Mamatay ibabaw sa kamay
“(To) die on top of sugar” is a euphemism — or is it dysphemism? — for dying while in the act of copulation. Yes, that guy is supposed to be dead, not sleeping. In fact, that’s Prince Hector (of Troy fame) from Jacques-Louis David’s Hector’s Corpse (1778). And just in case you were wondering, Hector did not die on top of sugar; he was killed in battle by Achilles. What — you don’t know who Achilles is, too? Then surely you know how to balance a squash on your noggin?
Nalumos sa sabaw
Here’s an expression I don’t quite get. Why is an absentee father said to have “drowned in soup”? I understand that replacing “soup” with “sea/river/tub” would make the phrase sound too literal as to be unfunny, but why is it always the male parent who drowns, worthless though he may be? And on a related note, why is it that when people ask after someone’s absentee mother, the reply is almost invariably, “Tua sa Japan!”?
Butete ka’ng dakô
Did someone mention “Japan”? Butete (pufferfish) is big in Japan and people actually pay top-dollar to flirt with death eating fugu. Those Japs are really something. Wasn’t it only a year ago that thousands of them got conned into buying “poodles” that turned out to be sheep? You know what a Bisaya would tell a scammer? “Beh, you don’t fool me! I’ve got more eyes than a pineapple and you’re one big stinkin’ pufferfish!” That should deflate the bastard.
Kaon ug tagam
I regret to say that I couldn’t come up with a better translation of this phrase aside from “(to) eat regret.” There isn’t a word in English that adequately covers the territory of tagam, although regret comprises a great deal of it. Let’s just say that if you were to survive a case of butete poisoning, you’d regret it enough to avoid that fish at all costs. Hey, that’s it! Regret + resolve — that’s the very essence of tagam!

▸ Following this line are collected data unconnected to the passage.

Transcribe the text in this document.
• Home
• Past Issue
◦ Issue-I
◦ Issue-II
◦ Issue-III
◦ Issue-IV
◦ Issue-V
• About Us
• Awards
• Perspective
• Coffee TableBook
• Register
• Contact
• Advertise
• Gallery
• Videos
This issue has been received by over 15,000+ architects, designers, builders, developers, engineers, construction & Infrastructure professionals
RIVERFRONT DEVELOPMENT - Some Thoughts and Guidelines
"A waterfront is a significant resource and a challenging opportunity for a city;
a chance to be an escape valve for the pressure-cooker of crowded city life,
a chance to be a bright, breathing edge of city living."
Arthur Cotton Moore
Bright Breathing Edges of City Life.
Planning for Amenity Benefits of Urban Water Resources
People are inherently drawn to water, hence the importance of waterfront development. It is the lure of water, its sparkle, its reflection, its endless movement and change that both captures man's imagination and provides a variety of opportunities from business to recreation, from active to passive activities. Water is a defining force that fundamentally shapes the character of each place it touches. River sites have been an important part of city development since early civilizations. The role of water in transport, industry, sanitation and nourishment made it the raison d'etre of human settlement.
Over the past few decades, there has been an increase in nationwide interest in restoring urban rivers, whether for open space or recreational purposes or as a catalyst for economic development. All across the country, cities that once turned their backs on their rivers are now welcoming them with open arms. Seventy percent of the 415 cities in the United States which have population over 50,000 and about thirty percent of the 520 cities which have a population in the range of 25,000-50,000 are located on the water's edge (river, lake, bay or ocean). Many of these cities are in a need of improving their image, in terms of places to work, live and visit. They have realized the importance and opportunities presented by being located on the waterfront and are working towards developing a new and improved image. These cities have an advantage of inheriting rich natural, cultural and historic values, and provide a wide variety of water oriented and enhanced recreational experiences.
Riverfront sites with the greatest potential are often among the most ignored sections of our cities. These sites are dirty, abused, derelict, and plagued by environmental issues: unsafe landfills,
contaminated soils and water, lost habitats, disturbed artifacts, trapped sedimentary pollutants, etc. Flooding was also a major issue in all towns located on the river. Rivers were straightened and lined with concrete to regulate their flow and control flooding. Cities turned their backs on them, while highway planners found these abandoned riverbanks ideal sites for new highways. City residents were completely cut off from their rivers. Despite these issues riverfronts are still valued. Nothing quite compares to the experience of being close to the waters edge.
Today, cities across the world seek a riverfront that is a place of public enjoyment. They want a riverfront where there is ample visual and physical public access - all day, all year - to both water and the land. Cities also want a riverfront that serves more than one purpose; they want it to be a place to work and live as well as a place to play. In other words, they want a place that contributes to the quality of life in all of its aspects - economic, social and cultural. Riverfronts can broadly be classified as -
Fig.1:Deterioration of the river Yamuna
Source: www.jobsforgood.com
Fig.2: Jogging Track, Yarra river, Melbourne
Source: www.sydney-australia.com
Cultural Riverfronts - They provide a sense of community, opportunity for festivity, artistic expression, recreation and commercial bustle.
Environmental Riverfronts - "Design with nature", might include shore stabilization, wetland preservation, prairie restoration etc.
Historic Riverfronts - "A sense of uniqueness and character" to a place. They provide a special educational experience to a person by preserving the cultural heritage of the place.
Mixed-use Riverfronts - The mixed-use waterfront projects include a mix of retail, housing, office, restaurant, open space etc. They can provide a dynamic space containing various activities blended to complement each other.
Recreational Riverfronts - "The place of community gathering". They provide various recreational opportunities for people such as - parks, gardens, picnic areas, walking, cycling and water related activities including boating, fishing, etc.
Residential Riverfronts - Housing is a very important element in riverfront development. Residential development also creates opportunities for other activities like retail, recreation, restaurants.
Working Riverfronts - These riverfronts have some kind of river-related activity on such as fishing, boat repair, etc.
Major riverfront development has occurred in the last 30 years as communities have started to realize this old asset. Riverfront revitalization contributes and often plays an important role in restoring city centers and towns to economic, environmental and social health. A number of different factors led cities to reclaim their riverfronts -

Usapa nâ! Mouth: Some Velvet Mornings; Alphabet: imaginacion_
Bawod na lang kuwang, dagat na Sheriff: Hoyboys; Soup bowl: Wikimedia; Surfer: Island Sports Shop
Utok bolináw Brain: Simpsons Trivia; Anchovy: Dries Buytaert
Mat-an pa sa pinja Pineapple: Experiencing Rheumatoid Arthritis
Lukdo ug kalabasa Squash: Lewanda Lim; Chimp: J.A.C.K.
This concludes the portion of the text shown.